EDINBURG— After a few years filled with many transitions the University of Texas Rio Grande Valley Police Department continues to reorganize in order to fit the needs of a widespread student population.

The transition involved merging the two police departments from the legacy institutions – UT- Pan American and UT-Brownsville— and months before UTRGV’s official takeover, the university hired Raul Munguia, formerly with Austin PD, as its new Police Chief.

Since then, Munguia and his team have been analyzing the new needs of the university, which now covers most of the Rio Grande Valley.

“The transitional piece is a very complicated one,” Munguia said. “But we’ve been moving fairly smoothly and making a lot of headway.”

The first part of the transition was to grow the department and restructure it to cover the campuses in Edinburg, Brownsville, Harlingen and other teaching centers such as the one in South Padre Island or Rio Grande City, he said. This also involved increasing the pay rate to attract qualified applicants, but the number of officers in service is not disclosed for security purposes.

“I’m hoping that within the next few months we will be fully staffed in the dispatch core, which hasn’t happened in years,” Munguia said. “We hired a very talented dispatch supervisor, which we had not had in quite some time and he has brought a lot of knowledge with him.”

The plan is to have some of these officers trained in bike patrol in the near future in order to be more visible and swift inside the campuses, he said. Two officers will be sent to training in June to become certified trainers and in turn train the rest of the officers.

The two main dispatch centers in Edinburg and Brownsville are connected so that if there is no answer in the Edinburg office, for example, the calls will transfer to Brownsville and officers can be sent out sooner to any location.

But in order to reach this level of connectivity there are several technical aspects that also needed to be modified to oversee the entire region. One of the biggest challenges had been the radio system, which at first didn’t allow them to communicate amongst all the campuses and teaching sites.

Last year the university invested $1.7 million in a new emergency radio system to join the regional system, Munguia said, which now allows them to communicate across campus and with other law enforcement agencies in the Valley and hospital emergency rooms.

“That gives the ability to talk to each other and communicate clear across the Valley,” he said. “Before that, we were fortunate if we could talk to someone just outside the campus… As far as where we are and where we were with the radio system, it’s a difference between night and day.”

The department has also been surveying the use of the emergency phone booths called Code Blue Phones located throughout the campuses, which revealed surprisingly low use and a yet another need for change.

“One of the things that we found is that in the last five years we only found one phone call where it was used and that turned out to be a fraudulent call,” he said. “When we couldn’t find a single call in the last five years, I started looking at research being done at other universities and what I found was universities moving away from them.”

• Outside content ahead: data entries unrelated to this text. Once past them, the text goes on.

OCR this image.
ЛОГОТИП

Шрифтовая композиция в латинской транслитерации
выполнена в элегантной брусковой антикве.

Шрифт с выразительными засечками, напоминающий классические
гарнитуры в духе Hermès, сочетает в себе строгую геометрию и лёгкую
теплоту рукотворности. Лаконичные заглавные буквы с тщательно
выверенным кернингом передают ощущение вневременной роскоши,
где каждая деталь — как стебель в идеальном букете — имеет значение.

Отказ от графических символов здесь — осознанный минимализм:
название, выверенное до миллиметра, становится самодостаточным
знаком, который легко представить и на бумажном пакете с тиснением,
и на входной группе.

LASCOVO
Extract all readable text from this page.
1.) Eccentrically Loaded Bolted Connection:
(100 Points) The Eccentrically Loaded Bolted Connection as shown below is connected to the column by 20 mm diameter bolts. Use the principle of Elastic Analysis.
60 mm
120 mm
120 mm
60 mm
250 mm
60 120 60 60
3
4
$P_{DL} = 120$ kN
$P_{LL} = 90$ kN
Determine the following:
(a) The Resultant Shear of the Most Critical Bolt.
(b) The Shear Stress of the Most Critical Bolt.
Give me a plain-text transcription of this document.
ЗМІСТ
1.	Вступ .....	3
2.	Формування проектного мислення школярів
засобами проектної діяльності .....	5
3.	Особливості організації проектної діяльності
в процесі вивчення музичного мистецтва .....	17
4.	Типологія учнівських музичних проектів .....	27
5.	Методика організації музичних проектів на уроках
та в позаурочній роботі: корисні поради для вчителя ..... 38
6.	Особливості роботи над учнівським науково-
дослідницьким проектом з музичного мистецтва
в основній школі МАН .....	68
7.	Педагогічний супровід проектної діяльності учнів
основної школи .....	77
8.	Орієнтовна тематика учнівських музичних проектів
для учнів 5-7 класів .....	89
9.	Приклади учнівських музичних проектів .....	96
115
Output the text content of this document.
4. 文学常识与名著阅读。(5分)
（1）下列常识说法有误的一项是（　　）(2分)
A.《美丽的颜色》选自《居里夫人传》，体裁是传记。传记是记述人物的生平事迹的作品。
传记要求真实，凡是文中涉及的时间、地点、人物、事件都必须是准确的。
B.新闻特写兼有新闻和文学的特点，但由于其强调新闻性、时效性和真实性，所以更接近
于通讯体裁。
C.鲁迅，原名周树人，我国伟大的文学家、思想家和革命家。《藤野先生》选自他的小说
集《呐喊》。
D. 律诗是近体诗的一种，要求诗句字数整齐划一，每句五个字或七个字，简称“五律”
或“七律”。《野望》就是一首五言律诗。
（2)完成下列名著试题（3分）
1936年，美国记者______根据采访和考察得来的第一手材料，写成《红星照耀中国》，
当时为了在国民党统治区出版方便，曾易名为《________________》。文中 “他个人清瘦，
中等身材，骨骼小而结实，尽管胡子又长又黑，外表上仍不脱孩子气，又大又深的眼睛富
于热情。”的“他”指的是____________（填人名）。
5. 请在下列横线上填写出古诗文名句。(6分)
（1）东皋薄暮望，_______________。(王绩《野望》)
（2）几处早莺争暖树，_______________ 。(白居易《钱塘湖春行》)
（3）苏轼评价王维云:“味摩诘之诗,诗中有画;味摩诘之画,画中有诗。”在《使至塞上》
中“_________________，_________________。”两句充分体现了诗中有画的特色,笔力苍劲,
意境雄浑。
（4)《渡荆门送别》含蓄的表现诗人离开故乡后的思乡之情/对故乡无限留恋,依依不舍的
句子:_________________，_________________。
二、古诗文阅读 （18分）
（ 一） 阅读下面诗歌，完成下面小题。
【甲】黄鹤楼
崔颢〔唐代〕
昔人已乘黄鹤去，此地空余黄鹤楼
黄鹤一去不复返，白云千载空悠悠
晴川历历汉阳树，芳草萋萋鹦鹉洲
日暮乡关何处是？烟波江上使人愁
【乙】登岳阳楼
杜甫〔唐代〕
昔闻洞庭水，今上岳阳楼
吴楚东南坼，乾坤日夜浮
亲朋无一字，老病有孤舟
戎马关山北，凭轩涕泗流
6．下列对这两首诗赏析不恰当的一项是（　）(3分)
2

The main reason for the lack of use is attributed to the predominant use of cell phones, which in this case allows them to explore better avenues for emergency services. One of the avenues being explored at the moment is the use of mobile applications that would allow students to report suspicious activity.

“The thing was ‘Do we spend money on something not being used that’s basically obsolete?’” Munguia said.

Several applications are currently being reviewed, but for Munguia the ideal application would allow students to check in when traveling alone through campus by inputting their current location and destination so that if there is any delay in arrival the campus police would be notified to contact the student.

This could also be used when medicine students are expected to go out to the colonias to provide health services or any other school-related activity, he added.

“We want to make sure that our students stay safe and that is one way,” Munguia said. “If they are scheduled to be out there for two hours and after two hours they haven’t checked back in then we would be notified and they would get a call.”

Having the phone application would also open up the possibility of students being able to track the location of police officers that might be responding to their call and officers tracking the student as well. This would allow students to travel to safety rather than having to wait in the vicinity of a phone booth or having to call again if they left the area.

So far there have been a few promising app demonstrations, he said, with more coming in the upcoming weeks. The idea is to have something selected and fully operational by the fall along with some of the other changes such as the bike patrol.

In the meantime, the most important aspect is having a fully staffed department, he said, especially in a widespread university that has multiple campuses and teaching centers. In order to do so, the university plans to perform yearly reviews of staff pay to attract and maintain qualified individuals.

“One of the most important pieces to all of this is our personnel,” Munguia said. “We cannot keep the campus safe if we don’t have good, solid, qualified people… and we all know that the best way to keep good qualified people is to be able to stay competitive in compensation.”